Dengan perahu kecil kami, aku dan bapak pergi menyusuri laut. Lalu, kami mendekati pagar laut itu. Di ujung sana, aku melihat sesuatu yang membuat jantungku serasa berhenti. Di balik pagar itu, laut yang dulu penuh dengan ikan-ikan kini telah berubah menjadi genangan hitam pekat. Limbah dari pembangunan telah mencemari air, membunuh kehidupan yang ada di dalamnya. Ikan-ikan mengapung tak bernyawa, seperti menunggu seseorang untuk menguburkan mereka.


Air mata mengalir di pipi bapak. Bapak melempar jalanya ke laut, bukan untuk menangkap ikan, tapi untuk mengenang. "Maafkan kami, laut," bisiknya. "Kami tidak bisa melindungimu."


Setelah kami kembali, kami menguburkan ikan-ikan mati yang sempat bapak jala tadi. Lantas setelah sampai di rumah, aku langsung tidur di kamar karena sudah teramat lelah dan mengantuk.


Keesokan harinya, perahu bapak ditemukan terbalik di tepi pantai. Setelah aku tertidur, ternyata bapak kembali melaut seorang diri. Tubuh bapakku tersayang tidak pernah ditemukan.
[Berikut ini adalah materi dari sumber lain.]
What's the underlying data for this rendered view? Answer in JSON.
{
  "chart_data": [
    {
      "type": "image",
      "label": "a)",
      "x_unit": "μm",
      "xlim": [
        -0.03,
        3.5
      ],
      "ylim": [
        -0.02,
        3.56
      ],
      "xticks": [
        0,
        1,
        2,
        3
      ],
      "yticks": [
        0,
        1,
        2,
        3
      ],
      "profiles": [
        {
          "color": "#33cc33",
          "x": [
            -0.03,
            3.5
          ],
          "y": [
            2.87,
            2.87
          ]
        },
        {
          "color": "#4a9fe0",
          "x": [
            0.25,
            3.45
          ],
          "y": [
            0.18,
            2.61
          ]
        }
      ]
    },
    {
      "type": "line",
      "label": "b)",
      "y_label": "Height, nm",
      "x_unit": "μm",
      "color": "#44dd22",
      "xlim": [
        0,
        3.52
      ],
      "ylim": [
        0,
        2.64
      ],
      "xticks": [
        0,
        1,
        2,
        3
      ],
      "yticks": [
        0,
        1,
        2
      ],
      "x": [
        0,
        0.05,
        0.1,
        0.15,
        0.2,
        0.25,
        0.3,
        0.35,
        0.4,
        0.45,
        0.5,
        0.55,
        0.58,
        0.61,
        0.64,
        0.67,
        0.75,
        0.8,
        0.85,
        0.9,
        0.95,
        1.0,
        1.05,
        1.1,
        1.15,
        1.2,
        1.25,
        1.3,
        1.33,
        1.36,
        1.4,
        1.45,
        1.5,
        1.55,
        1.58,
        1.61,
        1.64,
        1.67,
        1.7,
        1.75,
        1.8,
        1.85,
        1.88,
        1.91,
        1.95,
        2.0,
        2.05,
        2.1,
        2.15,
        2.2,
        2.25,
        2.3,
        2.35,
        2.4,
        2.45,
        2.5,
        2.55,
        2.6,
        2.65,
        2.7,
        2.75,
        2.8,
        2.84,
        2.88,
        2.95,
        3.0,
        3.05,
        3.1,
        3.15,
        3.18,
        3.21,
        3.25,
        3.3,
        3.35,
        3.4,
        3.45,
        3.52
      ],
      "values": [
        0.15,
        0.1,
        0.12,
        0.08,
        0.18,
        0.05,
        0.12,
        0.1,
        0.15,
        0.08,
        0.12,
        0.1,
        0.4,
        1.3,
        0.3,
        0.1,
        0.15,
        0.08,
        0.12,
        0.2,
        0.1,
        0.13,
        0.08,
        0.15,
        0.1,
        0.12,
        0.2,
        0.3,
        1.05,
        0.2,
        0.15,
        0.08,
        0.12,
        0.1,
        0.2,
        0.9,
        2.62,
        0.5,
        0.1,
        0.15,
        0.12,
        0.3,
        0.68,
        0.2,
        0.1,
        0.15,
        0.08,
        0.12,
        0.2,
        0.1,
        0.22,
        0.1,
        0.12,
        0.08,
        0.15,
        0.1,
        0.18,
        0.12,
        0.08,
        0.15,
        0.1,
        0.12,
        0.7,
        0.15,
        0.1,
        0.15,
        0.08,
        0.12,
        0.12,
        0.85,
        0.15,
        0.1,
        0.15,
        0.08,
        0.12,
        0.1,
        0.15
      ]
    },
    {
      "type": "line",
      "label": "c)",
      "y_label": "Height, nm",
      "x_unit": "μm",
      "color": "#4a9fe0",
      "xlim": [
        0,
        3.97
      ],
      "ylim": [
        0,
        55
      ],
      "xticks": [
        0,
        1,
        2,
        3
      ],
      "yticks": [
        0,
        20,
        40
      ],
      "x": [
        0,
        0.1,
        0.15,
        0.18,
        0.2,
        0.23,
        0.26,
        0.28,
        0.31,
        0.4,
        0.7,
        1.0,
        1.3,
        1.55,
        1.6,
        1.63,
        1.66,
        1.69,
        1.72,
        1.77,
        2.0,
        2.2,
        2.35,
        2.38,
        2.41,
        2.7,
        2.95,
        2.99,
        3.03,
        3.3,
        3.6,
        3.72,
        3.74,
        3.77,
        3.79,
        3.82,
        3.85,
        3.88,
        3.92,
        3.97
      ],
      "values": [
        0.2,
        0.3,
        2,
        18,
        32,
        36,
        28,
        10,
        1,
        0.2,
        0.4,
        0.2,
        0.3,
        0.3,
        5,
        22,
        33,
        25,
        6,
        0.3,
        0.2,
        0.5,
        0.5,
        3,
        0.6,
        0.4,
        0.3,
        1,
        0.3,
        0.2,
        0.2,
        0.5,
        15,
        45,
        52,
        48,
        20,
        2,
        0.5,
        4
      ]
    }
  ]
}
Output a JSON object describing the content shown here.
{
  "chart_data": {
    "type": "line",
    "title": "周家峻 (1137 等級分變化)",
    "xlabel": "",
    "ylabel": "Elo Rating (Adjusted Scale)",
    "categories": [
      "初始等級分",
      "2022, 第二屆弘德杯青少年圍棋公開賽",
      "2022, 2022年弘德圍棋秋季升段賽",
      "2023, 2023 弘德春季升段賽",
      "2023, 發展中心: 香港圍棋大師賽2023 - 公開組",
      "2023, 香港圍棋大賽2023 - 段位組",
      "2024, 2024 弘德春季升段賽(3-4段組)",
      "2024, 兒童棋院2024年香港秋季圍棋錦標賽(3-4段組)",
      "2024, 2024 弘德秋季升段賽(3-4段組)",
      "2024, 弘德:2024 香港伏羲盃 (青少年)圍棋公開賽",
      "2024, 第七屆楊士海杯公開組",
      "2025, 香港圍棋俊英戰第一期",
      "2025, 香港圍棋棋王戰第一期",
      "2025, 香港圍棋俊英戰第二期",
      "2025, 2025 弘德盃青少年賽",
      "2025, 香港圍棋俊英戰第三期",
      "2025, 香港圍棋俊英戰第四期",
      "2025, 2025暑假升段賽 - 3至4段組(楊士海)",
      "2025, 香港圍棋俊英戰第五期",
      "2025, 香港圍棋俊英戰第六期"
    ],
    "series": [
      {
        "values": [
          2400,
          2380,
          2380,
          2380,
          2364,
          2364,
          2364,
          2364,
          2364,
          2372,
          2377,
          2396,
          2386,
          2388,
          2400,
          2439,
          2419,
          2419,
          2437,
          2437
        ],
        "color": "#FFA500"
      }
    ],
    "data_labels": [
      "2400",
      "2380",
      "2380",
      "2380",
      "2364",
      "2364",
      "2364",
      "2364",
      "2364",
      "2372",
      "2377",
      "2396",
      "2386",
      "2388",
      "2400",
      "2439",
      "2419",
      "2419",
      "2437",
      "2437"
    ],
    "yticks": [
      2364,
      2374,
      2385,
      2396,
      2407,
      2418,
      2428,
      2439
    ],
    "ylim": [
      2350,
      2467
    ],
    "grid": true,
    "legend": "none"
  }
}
Beberapa warga percaya bahwa bapak memilih untuk menyatu dengan laut, menjadi bagian dari rumahnya yang telah dirampas. Kata pamanku, bapakku masih ingin menjaga laut, rumahnya.


Tahun-tahun berlalu, dan Kampung Manunggal kini hanya tinggal nama. Tempat itu telah berubah menjadi kawasan industri besar dengan kapal-kapal raksasa yang berlabuh setiap hari. Tidak ada lagi suara anak-anak di pantai, tidak ada lagi penduduk desa yang saling bercanda gurau seperti keluarga, tidak ada lagi jala yang dilempar ke laut. Hanya ada mesin dan suara bising yang menggantikan harmoni alam.


Di balik pembangunan yang megah, ada kehidupan yang direnggut, ada budaya yang dihancurkan, dan ada alam yang dilukai. Konflik agraria bukan sekadar soal tanah atau laut. Ini adalah soal kemanusiaan, soal keberlangsungan hidup bersama dengan alam. Pagar laut adalah simbol dari ketidakadilan yang sering kali tersembunyi di balik jargon-jargon pembangunan. Tapi, seperti laut yang tidak pernah diam, perjuangan masyarakat pesisir akan terus bergema. Mereka mungkin kalah di atas kertas, tapi ingatan mereka akan menjadi ombak yang terus menghantam, mengingatkan kita bahwa manusia tidak pernah benar-benar bisa memiliki alam.